Ma il patrimonio non è l’unico cruccio del momento. L’altra nota dolente per la banche italiane riguarda le nuove norme sulla classificazione dei crediti, che obbligando le banche a controlli più severi sugli in bonis e a rettifiche più pesanti sui deteriorati, di fatto imporranno di accrescere gli accantonamenti, affossando i bilanci 2015 dopo gli choc che già si sono visti lo scorso anno. Per gli istituti di credito si tratta di regole ancora una volta troppo severe, ma il consulente finanziario Fabio Bolognini, nel suo blog “Imprese+Finanza”, dà un giudizio opposto, dicendo che si tratta di misure quanto mai opportune. E per spiegare le sue ragioni, Bolognini prende ad esempio il caso della Banca Popolare di Vicenza.

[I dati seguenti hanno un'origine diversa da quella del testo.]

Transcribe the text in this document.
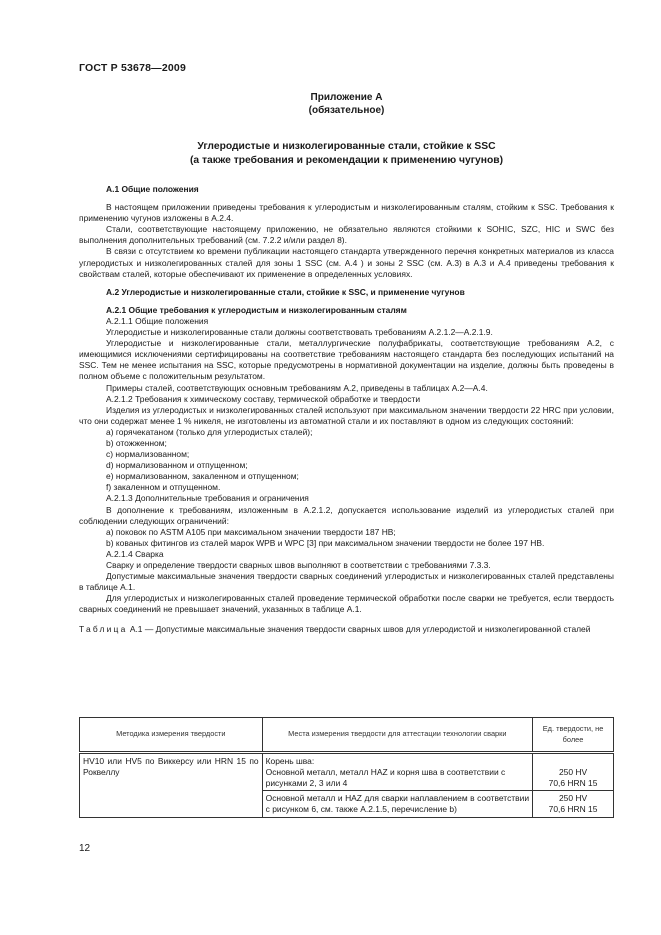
ГОСТ Р 53678—2009
Приложение А
(обязательное)
Углеродистые и низколегированные стали, стойкие к SSC
(а также требования и рекомендации к применению чугунов)

А.1 Общие положения

В настоящем приложении приведены требования к углеродистым и низколегированным сталям, стойким к SSC. Требования к применению чугунов изложены в А.2.4.

Стали, соответствующие настоящему приложению, не обязательно являются стойкими к SOHIC, SZC, HIC и SWC без выполнения дополнительных требований (см. 7.2.2 и/или раздел 8).

В связи с отсутствием ко времени публикации настоящего стандарта утвержденного перечня конкретных материалов из класса углеродистых и низколегированных сталей для зоны 1 SSC (см. А.4 ) и зоны 2 SSC (см. А.3) в А.3 и А.4 приведены требования к свойствам сталей, которые обеспечивают их применение в определенных условиях.

А.2 Углеродистые и низколегированные стали, стойкие к SSC, и применение чугунов

А.2.1 Общие требования к углеродистым и низколегированным сталям

А.2.1.1 Общие положения

Углеродистые и низколегированные стали должны соответствовать требованиям А.2.1.2—А.2.1.9.

Углеродистые и низколегированные стали, металлургические полуфабрикаты, соответствующие требованиям А.2, с имеющимися исключениями сертифицированы на соответствие требованиям настоящего стандарта без последующих испытаний на SSC. Тем не менее испытания на SSC, которые предусмотрены в нормативной документации на изделие, должны быть проведены в полном объеме с положительным результатом.

Примеры сталей, соответствующих основным требованиям А.2, приведены в таблицах А.2—А.4.

А.2.1.2 Требования к химическому составу, термической обработке и твердости

Изделия из углеродистых и низколегированных сталей используют при максимальном значении твердости 22 HRC при условии, что они содержат менее 1 % никеля, не изготовлены из автоматной стали и их поставляют в одном из следующих состояний:

a) горячекатаном (только для углеродистых сталей);

b) отожженном;

c) нормализованном;

d) нормализованном и отпущенном;

e) нормализованном, закаленном и отпущенном;

f) закаленном и отпущенном.

А.2.1.3 Дополнительные требования и ограничения

В дополнение к требованиям, изложенным в А.2.1.2, допускается использование изделий из углеродистых сталей при соблюдении следующих ограничений:

a) поковок по ASTM A105 при максимальном значении твердости 187 HB;

b) кованых фитингов из сталей марок WPB и WPC [3] при максимальном значении твердости не более 197 HB.

А.2.1.4 Сварка

Сварку и определение твердости сварных швов выполняют в соответствии с требованиями 7.3.3.

Допустимые максимальные значения твердости сварных соединений углеродистых и низколегированных сталей представлены в таблице А.1.

Для углеродистых и низколегированных сталей проведение термической обработки после сварки не требуется, если твердость сварных соединений не превышает значений, указанных в таблице А.1.

Таблица А.1 — Допустимые максимальные значения твердости сварных швов для углеродистой и низколегированной сталей

Методика измерения твердости	Места измерения твердости для аттестации технологии сварки	Ед. твердости, не более
HV10 или HV5 по Виккерсу или HRN 15 по Роквеллу	Корень шва:
Основной металл, металл HAZ и корня шва в соответствии с рисунками 2, 3 или 4	250 HV
70,6 HRN 15
	Основной металл и HAZ для сварки наплавлением в соответствии с рисунком 6, см. также А.2.1.5, перечисление b)	250 HV
70,6 HRN 15
12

La Popolare di Vicenza nel 2009 riteneva di presidiare territori immuni dalla crisi: mentre nel resto d’Italia le sofferenze esplodevano facendo registrare un +43%, per i clienti di via Framarin gli affari andavano invece a gonfie vele, con un calo delle rettifiche del -3%. Poi tra il 2010 e il 2012 la crisi ha iniziato a mordere anche sotto i colli Berici ma meno che nel resto d’Italia: +31% la crescita delle sofferenze italiane nel 2010 (+21 le rettifiche Vicenza), +37% nel 2011 (+8 Vicenza), +16% nel 2012 (+13 Vicenza). Quando però Bankitalia capisce che la musica sta per cambiare perché le banche grosse saranno vigilate direttamente da Francoforte, a Vicenza esplode la crisi: +100% le rettifiche nel 2013, contro una crescita del +24% delle sofferenze in Italia, e nel 2014 si replica (+101% contro +18). A fronte di tutto ciò, fino al 2012 Vicenza chiudeva bilanci in utile per oltre 100 milioni e distribuiva lauti dividendi ai soci, mentre nell’ultimo biennio – proprio a causa dell’esplosione delle rettifiche – i bilanci sono stati chiusi in rosso per 30 milioni nel 2013 e per 760 milioni nel 2014.

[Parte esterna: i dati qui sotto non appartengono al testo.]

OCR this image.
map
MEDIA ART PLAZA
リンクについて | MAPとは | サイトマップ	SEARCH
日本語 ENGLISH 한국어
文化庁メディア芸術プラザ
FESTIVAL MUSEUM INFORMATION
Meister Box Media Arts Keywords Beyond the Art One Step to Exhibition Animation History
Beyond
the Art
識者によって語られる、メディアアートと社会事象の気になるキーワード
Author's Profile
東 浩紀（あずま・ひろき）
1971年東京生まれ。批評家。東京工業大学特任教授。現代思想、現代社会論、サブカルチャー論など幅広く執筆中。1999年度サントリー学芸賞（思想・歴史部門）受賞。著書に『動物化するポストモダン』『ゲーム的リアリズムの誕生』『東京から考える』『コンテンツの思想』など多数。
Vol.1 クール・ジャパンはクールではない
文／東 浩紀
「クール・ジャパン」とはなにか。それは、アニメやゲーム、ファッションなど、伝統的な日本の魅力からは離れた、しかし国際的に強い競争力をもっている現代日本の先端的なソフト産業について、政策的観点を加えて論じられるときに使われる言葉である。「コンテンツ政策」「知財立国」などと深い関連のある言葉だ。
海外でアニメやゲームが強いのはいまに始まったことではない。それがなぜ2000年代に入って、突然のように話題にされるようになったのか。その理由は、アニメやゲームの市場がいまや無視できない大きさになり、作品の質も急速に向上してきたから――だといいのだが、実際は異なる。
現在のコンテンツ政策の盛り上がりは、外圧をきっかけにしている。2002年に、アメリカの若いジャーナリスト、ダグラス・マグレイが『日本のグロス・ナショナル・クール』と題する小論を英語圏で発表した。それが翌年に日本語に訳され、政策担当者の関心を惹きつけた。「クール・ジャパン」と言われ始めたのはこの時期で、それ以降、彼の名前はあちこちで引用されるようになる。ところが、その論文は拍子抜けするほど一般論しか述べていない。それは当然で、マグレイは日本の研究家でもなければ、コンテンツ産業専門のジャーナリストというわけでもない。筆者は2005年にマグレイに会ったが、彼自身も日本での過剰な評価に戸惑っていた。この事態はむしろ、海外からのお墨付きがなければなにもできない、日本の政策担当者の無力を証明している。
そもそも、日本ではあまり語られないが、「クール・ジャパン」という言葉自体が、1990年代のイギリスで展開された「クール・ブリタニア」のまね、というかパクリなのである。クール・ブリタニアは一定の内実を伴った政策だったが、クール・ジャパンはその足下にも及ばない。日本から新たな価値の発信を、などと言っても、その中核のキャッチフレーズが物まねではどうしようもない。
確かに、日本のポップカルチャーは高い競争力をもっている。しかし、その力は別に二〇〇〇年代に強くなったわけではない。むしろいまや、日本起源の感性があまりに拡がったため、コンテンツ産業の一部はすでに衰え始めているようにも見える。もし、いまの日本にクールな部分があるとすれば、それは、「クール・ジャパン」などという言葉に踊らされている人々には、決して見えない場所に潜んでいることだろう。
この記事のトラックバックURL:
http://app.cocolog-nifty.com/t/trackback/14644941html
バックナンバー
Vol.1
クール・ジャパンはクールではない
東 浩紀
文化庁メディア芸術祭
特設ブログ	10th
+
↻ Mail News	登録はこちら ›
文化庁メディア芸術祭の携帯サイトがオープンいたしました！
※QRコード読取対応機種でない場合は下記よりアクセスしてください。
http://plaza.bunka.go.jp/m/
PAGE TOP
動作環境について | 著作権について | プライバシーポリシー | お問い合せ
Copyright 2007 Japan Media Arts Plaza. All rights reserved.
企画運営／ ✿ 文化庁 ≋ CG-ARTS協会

La lezione che ne trae Bolognini è semplice: «Quale sia stato il motivo che ha indotto la banca Popolare di Vicenza a mantenere le rettifiche invariate nel 2009 quando il sistema bancario subiva aggravio di sofferenze del 43% - scrive – non è dato sapere, ma la differenza si ripete nel 2010 e nel 2011. Il fatto che le rettifiche esplodano nel 2013 e 2014 fa oggi supporre che la Popolare di Vicenza non beneficiasse di un sistema di filtro del credito migliore delle altre banche, ma che più semplicemente sia stata indulgente nella classificazione. Salvo poi trovarsi in un brutto pasticcio – aggiunge – che ha costretto la banca a varare di corsa aumenti di capitale abbastanza controversi e persino a un cambio di management tra le polemiche degli azionisti. Azionisti che nel frattempo sono raddoppiati (da 55.000 a 117.000) ma non hanno raddoppiato la loro felicità».

In conclusione, dice Bolognini, «il credito e le sue valutazioni sono un fatto di grande trasparenza verso i soci e anche verso i clienti a cui si è chiesto di fidarsi e in tanti casi di diventare soci». «È un impegno – afferma il consulente finanziario – anche verso i buoni clienti che non devono mai pensare di pagare per i cattivi e per i cosiddetti ‘amici’.  Biasimare regole troppo penalizzanti sulla classificazione dei crediti in arrivo dalla BCE andrebbe fatto solo in presenza di motivi solidi e dopo avere riflettuto su quanto è avvenuto nei bilanci di molte banche. La trasparenza ha un costo – conclude – ma nel lungo periodo è un investimento che sui mercati finanziari ha un ottimo ritorno».